CHICAGO, IL (March 1, 2016) – World-renowned Cambridge mathematician Sir Timothy Gowers and a team of distinguished colleagues are taking on for-profit academic journal publishers with the launch today of Discrete Analysis, a revolutionary open access journal.
The peer-reviewed journal marks a new era in academic journal publishing. Discrete Analysis will follow the “diamond open access” model – free to read and free to publish – and will be fully owned by the publisher with no publisher intermediary.
The fight against the for-profit academic journal publishing industry
Gowers has long fought against rising subscription prices from monolithic publishers like Elsevier. He thinks journals should be able to be open access without being bound by publisher subscription requirements or article submission fees.
“Unfortunately, many traditional academic journals — often filled with research from public taxpayers’ money — are controlled by commercial publishers,” Gowers said. “Before the internet, that made sense, because they had printing presses, distribution networks, etc. But today, it’s an anachronism that needs to stop.”
gowers hope Discrete analysis will be a powerful step against monopoly control by publishers, putting the ownership of journals back in the hands of their editorial boards.
Digital publication for academic journals
In addition to paving the way for publisher-owned journals, Gowers said he hopes Discrete Analysis will serve as a model for the digital-only edition. Discrete Analysis will publish each of its articles on an ongoing basis, rather than in monthly, quarterly or annual journals, in order to bring innovative research to light more quickly.
“If you have newspaper problems, you implicitly accept that the old method of printing was the correct one, and you end up with a faint shadow of a proper printed newspaper,” Gowers said. “We don’t want to be that. We want to be resolutely modern and use the internet properly. We don’t pretend to be a traditional newspaper, we are something else.”
Scholastica’s role in realizing Gowers’ vision
The first articles of Discrete analysis, which present Terence Tao’s solution to the unpublished solution Erdős gap problem, are the embodiment of Gowers’ vision and are sure to position it as a leading journal. Discrete analysis will be able to publish in open access thanks to its partnership with Scholastic, an innovative online journal platform that offers an integrated suite of peer review and publication tools.
Gowers plans to use a small grant he received from the University of Cambridge to cover the nominal cost of submitting Scholastica, but says he would have no problem adopting an author-pays model in the future. , which he sees as a viable solution for other journals. “I think authors wouldn’t hesitate at all to spend $10 for a submission, which is all they need to use the Scholastica software,” he said.
Gowers and his team feel the launch of Discrete Analysis is important because it sets an example that academics can publish the highest quality journals themselves and need not be beholden to for-profit third-party publishers.
“The amount of work I do as editor and publisher of the journal is very manageable,” Gowers said. “I don’t suffer because I don’t have the administrative help of a large commercial enterprise. Scholastica makes things very, very easy.”
Scholastica co-founder Brian Cody says his team is excited to partner with the pioneering journal, which is in line with the company’s mission.
“Discrete Analysis is a perfect example of our purpose,” Cody said. “Scholastica makes managing peer review and journal publishing incredibly cost effective and easy for busy academics.
Gowers is convinced that researchers who make the transition to publisher-owned, rather than publisher-owned, journals in the future could be a boon to open access.
“Commercial publishers cost money in a way that is generally detrimental to academic institutions.
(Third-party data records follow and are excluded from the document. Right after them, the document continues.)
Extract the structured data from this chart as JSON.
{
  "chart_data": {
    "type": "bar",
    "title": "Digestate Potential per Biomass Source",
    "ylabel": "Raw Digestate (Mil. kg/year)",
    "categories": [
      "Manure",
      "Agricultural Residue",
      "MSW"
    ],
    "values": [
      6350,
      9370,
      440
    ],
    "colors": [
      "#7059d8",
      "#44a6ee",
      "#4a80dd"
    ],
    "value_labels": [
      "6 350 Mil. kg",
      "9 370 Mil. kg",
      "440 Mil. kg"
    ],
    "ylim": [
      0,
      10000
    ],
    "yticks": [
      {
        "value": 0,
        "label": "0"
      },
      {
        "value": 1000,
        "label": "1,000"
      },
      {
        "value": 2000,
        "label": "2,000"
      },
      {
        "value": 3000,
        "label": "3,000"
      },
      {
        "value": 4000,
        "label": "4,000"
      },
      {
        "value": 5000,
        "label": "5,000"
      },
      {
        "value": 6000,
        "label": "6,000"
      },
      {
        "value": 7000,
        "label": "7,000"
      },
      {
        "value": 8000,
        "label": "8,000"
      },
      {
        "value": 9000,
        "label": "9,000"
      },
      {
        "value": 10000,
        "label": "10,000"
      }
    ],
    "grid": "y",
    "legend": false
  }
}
We need to rectify that,” he added.
On Discrete analysis
Discrete Analysis is a solid mathematics journal started by Fields Medalist Sir Timothy Gowers of Cambridge. The journal publishes a range of topics broadly related to additive combinatorics.
Scholastica is an online platform for academic journals with an integrated suite of peer review and open access publishing tools. Over 300 journals in many disciplines use Scholastica to easily manage their peer review and publication process at a price anyone can afford.